Russ Gets a Head!

In 1994, the honorable and generous brothers of Russ invited him to take them on a fishing trip in his boat.

Several days before the trip, the wise and thoughtful brothers decided unanimously to bestow a special gift upon Russ to amuse everyone present.

One of the resourceful heroes was able to obtain the head of a department store mannequin and joyfully presented it to the other two brothers. After an intense planning session they decided to put a wig on the head, pour lots of ketchup on the base of the neck and wrap it well in an airtight, plastic garbage bag. They then patiently waited...

The morning of the fishing trip all was right and just in the world...

After many great proclamations of friendship stated among all of the blissful participants, the happy members packed the gear on the boat. While Russ was distracted with loading beer onto the boat, one of the brothers stealthily placed the head into a compartment in the passenger area.

After the boat had been loaded the joyful troop launched into the deep, inner recesses of the lake searching for their gilled prey. After many hours of guzzling massive quantities of beer and slaughtering dozens of scaly little beasts,  Russ was feeling quite macho.

At sunset the brothers set their crafty plan into action. During one the many times that Russ had his head tilted back guzzling whatever alcoholic beverage happened to be in his hand at the time, one of the courageous brothers gently slipped the bagged head into the water.

Having just enough air to float, the head slowly drifted a few yards from the boat. After his latest guzzle, Russ scanned the surface of the lake with his now bleary eyes to make sure that there were no more of his scaly enemies on a fishing line.

After much squinting he loudly yelled "what the hell is that?" to all members of the boat. After all the brothers feigned innocence, Russ jumped up, grabbed the fishing net and greedily proclaimed to all who could hear "that might be money! It's mine!"

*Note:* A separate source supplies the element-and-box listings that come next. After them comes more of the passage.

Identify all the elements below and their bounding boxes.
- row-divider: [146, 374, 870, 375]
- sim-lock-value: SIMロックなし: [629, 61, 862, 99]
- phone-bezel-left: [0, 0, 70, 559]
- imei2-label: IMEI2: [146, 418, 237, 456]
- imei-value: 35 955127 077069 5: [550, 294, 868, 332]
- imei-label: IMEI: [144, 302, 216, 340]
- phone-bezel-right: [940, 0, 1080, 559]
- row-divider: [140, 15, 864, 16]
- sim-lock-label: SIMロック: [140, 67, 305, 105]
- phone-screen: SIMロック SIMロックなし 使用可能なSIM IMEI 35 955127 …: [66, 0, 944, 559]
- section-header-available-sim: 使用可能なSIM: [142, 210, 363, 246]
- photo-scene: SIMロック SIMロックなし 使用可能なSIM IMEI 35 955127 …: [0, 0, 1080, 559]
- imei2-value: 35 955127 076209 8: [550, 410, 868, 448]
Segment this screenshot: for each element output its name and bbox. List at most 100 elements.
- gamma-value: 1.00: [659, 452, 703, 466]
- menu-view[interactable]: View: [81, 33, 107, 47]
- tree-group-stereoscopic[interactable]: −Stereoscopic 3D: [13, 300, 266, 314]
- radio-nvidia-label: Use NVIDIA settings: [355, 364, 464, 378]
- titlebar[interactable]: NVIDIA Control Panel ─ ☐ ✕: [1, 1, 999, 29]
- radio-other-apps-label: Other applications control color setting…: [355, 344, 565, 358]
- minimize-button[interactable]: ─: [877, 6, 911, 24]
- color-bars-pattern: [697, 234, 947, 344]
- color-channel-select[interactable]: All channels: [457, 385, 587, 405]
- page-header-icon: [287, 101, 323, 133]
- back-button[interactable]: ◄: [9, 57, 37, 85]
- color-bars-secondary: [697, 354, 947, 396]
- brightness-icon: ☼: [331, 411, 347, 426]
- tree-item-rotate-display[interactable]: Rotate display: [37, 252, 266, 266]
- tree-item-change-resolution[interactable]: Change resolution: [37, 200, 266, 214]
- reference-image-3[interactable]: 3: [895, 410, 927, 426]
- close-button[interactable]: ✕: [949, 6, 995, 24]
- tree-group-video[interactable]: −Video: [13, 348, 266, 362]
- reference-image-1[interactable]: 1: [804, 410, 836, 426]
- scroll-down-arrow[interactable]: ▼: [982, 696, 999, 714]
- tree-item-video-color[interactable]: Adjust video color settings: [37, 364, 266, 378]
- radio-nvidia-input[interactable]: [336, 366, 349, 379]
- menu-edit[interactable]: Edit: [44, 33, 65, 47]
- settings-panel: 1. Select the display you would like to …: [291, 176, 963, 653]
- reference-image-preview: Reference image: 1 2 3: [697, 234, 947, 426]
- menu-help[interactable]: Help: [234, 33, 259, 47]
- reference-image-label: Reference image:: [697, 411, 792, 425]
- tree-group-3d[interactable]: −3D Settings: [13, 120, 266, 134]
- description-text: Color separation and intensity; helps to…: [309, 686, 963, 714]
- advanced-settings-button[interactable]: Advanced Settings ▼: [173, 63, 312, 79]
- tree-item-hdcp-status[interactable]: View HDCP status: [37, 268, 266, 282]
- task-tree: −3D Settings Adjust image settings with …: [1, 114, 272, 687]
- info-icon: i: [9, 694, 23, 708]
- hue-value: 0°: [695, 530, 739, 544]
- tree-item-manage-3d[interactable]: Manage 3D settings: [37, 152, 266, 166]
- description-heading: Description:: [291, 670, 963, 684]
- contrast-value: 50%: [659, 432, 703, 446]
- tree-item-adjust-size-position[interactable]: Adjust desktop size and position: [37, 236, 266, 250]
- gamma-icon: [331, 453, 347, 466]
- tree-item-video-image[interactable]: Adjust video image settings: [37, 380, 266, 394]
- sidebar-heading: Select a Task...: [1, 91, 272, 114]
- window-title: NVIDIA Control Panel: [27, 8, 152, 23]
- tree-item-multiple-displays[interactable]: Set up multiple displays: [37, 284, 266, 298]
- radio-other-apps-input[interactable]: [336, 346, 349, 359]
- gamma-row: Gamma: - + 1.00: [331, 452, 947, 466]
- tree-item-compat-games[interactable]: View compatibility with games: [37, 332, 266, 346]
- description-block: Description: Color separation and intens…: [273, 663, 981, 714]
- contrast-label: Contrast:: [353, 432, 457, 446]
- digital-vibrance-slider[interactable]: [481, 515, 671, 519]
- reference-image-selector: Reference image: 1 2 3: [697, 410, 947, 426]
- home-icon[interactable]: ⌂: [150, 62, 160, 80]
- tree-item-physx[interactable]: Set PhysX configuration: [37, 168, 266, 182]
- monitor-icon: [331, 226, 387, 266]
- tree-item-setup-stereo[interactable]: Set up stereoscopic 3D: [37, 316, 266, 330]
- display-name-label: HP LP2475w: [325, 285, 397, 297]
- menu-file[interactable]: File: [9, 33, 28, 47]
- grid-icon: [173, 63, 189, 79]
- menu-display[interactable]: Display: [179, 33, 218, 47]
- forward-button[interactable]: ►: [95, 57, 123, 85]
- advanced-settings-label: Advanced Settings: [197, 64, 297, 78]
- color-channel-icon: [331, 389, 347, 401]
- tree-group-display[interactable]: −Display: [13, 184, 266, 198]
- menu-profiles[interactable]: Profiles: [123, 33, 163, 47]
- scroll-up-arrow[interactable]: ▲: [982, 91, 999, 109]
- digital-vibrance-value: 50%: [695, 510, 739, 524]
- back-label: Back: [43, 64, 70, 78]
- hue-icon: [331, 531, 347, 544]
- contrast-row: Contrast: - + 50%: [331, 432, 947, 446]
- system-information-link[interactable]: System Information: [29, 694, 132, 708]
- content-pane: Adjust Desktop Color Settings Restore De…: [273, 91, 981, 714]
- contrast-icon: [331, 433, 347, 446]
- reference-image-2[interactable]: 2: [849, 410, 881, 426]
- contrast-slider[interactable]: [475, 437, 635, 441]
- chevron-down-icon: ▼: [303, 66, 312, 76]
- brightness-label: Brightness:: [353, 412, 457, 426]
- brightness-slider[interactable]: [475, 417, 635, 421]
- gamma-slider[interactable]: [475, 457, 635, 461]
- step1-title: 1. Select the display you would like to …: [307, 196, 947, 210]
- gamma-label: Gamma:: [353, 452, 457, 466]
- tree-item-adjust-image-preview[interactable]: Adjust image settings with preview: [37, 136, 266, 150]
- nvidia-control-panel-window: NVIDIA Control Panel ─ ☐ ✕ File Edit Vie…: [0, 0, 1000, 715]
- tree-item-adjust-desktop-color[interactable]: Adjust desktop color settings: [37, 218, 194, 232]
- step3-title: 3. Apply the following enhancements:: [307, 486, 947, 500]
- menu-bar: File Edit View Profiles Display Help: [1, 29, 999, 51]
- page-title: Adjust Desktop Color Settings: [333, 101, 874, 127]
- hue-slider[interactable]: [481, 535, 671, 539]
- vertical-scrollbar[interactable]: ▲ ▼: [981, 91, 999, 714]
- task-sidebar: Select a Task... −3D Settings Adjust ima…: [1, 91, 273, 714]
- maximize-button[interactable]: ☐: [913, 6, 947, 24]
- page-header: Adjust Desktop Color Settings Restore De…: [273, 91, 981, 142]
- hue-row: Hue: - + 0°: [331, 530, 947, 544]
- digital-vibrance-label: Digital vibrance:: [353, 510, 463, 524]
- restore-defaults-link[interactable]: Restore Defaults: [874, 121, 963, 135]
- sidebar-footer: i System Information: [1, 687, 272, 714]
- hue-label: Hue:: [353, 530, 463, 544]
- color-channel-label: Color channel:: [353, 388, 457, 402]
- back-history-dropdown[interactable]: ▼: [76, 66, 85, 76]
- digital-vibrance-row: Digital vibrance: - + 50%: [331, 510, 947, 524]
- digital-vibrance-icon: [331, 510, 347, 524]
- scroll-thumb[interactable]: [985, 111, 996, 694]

He then rudely ordered one of the brothers to drive the fishing boat over to the floating bag. Russ leaned his scrawny, white, bony body over the edge of the boat and using the fishing net deftly scooped up the bag out of the water. He greedily tore open the bag as soon as it was in the boat no doubt expecting to see a great ball of hundred dollar bills or a brick of two of gold. Instead what Russ discovered was a bloody head!

He leaped up screaming and shrieking in a shrill voice that it was a "bloody head!" To this day the animals and fish at that portion of the lake have never heard anything so shrill and ball-less. After much weeping and gnashing of teeth, it was explained to Russ that the head was a fake and had been planted. the only response was a grumbling groan and a mumbled... "you bastards!"